The phone rings. You're not home, so the caller leaves you an urgent message. That's exactly what they were hoping for.

Bob Carpenter, Charlotte County Sheriff's Office Spokesperson explained they may leave a variety of messages including, "'Grandma, I'm in trouble,' that's one way. Or, 'you've just won the lottery,' which is the biggest scam in the world, or 'there's a debt here, and you've got to get this cleared up or else.'"

The number they leave will include a 3-digit area code like 809, 284, or 876, so you might think it's domestic. But it's not. It's actually from the Dominican Republic, British Virgin Islands, or Jamaica.

If you unknowingly call back, they'll try to keep you on the line as long as possible, or maybe even put you on hold. The longer you're on the line, the more of your money they'll get away with. Think of like a psychic hotline that charges $4.99 minute.

"Some people may wait and wait and they get put on hold so long, talk to this person and that person, it's all a setup, and it's hundreds, if not thousands," Carpenter said. "We had one that was $2,400."

It's a not-so-nice surprise to find when you open your phone bill. Scammers are ringing phones all around Florida because of it's proximity to the Caribbean. The FCC said they're even calling cell phones. So how can you protect yourself? Do anIn search for the number. Often common phone scams will come up.

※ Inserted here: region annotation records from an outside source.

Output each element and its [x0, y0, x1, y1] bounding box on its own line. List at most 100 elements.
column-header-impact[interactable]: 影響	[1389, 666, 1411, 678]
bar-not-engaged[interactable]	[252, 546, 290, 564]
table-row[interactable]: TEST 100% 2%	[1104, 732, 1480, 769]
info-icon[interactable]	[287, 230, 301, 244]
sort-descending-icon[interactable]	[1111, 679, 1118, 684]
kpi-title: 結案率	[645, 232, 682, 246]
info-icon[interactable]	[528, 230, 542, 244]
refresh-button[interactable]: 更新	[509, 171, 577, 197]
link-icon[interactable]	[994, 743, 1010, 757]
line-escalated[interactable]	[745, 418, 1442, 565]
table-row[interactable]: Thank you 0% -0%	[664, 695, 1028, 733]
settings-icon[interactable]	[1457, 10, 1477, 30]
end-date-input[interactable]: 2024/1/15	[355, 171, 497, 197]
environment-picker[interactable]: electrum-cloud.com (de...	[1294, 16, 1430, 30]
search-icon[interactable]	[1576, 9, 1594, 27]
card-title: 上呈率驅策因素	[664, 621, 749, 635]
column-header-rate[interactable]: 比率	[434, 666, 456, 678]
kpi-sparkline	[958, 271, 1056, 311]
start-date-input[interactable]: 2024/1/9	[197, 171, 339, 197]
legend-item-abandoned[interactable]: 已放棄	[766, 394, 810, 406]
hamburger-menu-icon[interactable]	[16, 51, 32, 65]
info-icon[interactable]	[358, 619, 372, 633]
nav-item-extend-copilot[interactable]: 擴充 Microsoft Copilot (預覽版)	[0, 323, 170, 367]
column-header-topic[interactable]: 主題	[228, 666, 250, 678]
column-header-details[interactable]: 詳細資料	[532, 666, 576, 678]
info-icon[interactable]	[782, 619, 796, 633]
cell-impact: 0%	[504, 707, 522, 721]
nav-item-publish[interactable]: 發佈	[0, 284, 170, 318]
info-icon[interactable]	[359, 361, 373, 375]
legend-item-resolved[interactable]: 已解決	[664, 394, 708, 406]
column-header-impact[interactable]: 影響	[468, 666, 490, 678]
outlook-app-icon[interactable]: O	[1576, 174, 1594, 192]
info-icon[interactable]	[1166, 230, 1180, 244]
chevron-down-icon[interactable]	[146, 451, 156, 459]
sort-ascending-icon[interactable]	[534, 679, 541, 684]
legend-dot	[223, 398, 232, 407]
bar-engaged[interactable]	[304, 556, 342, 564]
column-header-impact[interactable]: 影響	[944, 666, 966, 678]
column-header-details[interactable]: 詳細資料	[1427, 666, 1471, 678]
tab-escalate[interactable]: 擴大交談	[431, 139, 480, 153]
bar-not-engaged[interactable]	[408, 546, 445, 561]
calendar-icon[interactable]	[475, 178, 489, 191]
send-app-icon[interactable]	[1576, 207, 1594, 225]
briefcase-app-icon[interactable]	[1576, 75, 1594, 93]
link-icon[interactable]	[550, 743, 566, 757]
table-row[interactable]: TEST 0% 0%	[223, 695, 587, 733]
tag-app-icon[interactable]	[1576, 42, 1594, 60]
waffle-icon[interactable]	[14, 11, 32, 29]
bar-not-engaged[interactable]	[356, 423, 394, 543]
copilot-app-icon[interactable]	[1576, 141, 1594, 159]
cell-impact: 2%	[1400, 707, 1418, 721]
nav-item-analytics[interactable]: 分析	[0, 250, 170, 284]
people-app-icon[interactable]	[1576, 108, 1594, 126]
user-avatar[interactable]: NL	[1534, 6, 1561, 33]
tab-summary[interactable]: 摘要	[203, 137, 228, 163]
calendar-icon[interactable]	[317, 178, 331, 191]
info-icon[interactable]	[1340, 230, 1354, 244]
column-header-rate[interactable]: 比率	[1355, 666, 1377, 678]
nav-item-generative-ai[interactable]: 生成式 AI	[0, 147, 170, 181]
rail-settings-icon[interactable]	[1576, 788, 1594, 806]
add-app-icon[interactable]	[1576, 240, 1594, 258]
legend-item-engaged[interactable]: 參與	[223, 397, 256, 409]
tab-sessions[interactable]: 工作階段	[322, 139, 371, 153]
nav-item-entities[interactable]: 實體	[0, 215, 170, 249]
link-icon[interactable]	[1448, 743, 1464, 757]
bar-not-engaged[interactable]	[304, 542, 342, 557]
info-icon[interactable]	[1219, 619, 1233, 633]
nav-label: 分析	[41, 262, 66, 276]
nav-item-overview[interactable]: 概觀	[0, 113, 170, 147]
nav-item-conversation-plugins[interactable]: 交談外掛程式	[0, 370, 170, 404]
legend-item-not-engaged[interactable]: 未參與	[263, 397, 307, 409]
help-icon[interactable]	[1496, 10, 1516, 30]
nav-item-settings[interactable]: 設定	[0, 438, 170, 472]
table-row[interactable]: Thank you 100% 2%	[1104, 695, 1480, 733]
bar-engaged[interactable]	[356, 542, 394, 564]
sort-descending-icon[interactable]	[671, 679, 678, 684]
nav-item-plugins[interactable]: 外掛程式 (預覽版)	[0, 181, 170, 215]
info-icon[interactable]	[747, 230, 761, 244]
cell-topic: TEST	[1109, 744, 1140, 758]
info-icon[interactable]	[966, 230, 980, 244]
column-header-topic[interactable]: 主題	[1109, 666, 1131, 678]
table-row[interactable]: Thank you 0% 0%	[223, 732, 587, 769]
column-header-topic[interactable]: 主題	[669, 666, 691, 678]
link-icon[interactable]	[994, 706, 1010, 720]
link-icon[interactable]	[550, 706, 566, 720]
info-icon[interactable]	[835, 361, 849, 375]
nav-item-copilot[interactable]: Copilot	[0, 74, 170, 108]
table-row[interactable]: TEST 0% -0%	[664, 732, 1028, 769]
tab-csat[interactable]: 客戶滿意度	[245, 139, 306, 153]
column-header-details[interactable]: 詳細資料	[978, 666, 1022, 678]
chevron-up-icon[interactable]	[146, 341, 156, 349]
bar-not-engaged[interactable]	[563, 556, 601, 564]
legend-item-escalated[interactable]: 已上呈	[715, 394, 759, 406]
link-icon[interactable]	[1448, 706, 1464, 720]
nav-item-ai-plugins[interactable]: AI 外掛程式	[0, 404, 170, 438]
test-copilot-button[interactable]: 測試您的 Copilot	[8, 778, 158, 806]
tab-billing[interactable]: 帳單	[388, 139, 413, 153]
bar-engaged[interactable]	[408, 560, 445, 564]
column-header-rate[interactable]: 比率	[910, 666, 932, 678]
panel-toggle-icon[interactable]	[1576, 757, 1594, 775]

AT&T advises consumers to always check the location of unfamiliar area codes before dialing, or visit www.consumer.att.com to check the number.

"That person on the other end by the minute is charging you, and it goes into their pocket, not the phone company's," Carpenter said. "Do your homework first before you call them back."

Detectives said the area code exchanges mentioned are legitimate, but you should only return calls to family and friends at numbers you are familiar with that live outside the country. If you believe you have been scammed, contact the carrier that charged the amount to your phone bill. If that doesn't resolve the problem, contact AT&T to work with you and the carrier to help remove fraudulent charges from your phone bill. Or, you can file a complaint online with the Federal Communications Commission about this or related phone scams.